Zeroth-World Problems

Test-free Development

When I started the Grove II project, I decided to try an experiment: what would happen if I didn’t write any tests? It had been years since I wrote any significant chunk of code without doing TDD, and I’d started to wonder: if I didn’t have automated tests, at what point would I start to feel the pain, and how would it manifest?

Perhaps unsurprisingly, a lot of what I learned is specific to browser-based JavaScript. Here are the major takeaways:

Don’t try this at work

First things first: I absolutely don’t advise that you try writing code without tests in a professional situation. Work projects are different from personal projects for a few reasons:

As a corollary: never, ever, ever skip writing tests on a team project. If you’re working with other people, and don’t want them breaking features you wrote, you need automated tests that run on every commit.

The first 700 lines

For the first ~700 lines of JavaScript, everything is smooth sailing. You can keep everything in one HTML file and it’s still pretty easy to remember where you put a chunk of code. The app is likely simple enough that you can manually test whenever you make a change, and it’s new enough that you still find this exciting.

At this stage, you’ll probably have a lot of global variables. This makes it convenient to debug from the JavaScript console: you don’t even have to set breakpoints.
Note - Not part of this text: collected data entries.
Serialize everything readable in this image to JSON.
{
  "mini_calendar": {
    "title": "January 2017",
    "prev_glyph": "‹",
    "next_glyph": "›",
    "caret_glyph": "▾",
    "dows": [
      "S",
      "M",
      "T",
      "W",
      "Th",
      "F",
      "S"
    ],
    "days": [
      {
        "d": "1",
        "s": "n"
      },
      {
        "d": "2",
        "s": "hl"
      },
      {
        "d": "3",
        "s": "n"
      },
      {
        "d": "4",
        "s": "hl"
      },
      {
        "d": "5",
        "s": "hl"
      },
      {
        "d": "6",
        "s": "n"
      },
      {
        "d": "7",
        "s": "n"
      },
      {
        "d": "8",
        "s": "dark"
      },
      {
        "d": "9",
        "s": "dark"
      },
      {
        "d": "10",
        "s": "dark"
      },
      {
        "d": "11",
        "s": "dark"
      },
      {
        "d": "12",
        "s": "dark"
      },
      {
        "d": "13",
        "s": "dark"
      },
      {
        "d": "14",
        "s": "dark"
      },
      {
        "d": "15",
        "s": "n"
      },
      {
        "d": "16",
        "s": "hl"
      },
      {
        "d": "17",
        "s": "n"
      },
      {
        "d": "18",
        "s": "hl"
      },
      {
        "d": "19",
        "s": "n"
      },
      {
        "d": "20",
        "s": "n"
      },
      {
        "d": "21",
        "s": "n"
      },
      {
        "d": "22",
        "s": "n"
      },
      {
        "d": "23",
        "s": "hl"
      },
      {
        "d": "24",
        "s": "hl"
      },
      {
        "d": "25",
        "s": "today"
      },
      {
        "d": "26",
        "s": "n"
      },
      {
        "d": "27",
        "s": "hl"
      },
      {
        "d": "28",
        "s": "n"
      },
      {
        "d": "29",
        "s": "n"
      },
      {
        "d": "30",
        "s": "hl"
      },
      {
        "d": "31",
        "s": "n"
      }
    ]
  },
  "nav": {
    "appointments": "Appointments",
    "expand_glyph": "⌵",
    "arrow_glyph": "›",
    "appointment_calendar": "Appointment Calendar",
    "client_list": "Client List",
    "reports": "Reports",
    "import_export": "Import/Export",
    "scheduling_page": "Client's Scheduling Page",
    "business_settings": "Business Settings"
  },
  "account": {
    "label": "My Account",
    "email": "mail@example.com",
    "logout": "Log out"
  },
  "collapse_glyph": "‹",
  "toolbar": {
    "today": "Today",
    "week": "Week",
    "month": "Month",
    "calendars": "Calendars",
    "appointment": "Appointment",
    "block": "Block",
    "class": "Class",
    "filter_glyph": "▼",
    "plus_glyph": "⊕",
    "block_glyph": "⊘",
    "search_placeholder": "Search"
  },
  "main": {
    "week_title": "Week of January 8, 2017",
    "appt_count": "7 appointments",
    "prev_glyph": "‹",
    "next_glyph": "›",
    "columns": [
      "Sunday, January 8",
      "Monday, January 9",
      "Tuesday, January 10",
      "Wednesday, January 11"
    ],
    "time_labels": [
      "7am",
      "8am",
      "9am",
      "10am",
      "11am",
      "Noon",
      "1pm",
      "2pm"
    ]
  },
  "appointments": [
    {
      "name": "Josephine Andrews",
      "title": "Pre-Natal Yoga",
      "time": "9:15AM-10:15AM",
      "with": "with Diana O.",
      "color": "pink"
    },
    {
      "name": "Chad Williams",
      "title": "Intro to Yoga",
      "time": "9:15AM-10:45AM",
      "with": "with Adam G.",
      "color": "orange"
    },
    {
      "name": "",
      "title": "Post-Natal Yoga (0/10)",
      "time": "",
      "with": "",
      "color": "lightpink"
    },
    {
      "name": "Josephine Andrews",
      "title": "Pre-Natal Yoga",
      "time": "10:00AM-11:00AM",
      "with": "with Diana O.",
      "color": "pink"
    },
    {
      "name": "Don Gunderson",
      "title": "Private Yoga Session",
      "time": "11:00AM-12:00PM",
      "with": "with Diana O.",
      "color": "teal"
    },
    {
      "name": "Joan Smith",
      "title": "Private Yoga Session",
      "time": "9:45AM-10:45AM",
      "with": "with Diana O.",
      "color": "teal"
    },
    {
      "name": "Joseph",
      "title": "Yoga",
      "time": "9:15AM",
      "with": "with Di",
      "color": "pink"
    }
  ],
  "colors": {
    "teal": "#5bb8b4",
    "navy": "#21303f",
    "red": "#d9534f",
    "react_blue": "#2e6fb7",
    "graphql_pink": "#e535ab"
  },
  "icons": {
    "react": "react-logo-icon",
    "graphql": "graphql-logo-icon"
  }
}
Just by poking around the UI and checking the values of your globals, and you can often find the source of a bug.

That being said, I was amazed by how few bugs I actually found in this stage of writing the Grove II. With one exception (which turned out to be due to a quirk of the <input> element that I didn’t know about) everything just worked.

The entire rest of time and space

I don’t know why 700 lines is the critical mass at which untested code starts to get confusing, but it is, at least for me. The threshold seems to be unaffected by age or experience; I noticed that my programs tended to max out at 700 lines when I was in college, at which point I’d feel like I had to extract the ugly bits into a library and start the whole thing over again.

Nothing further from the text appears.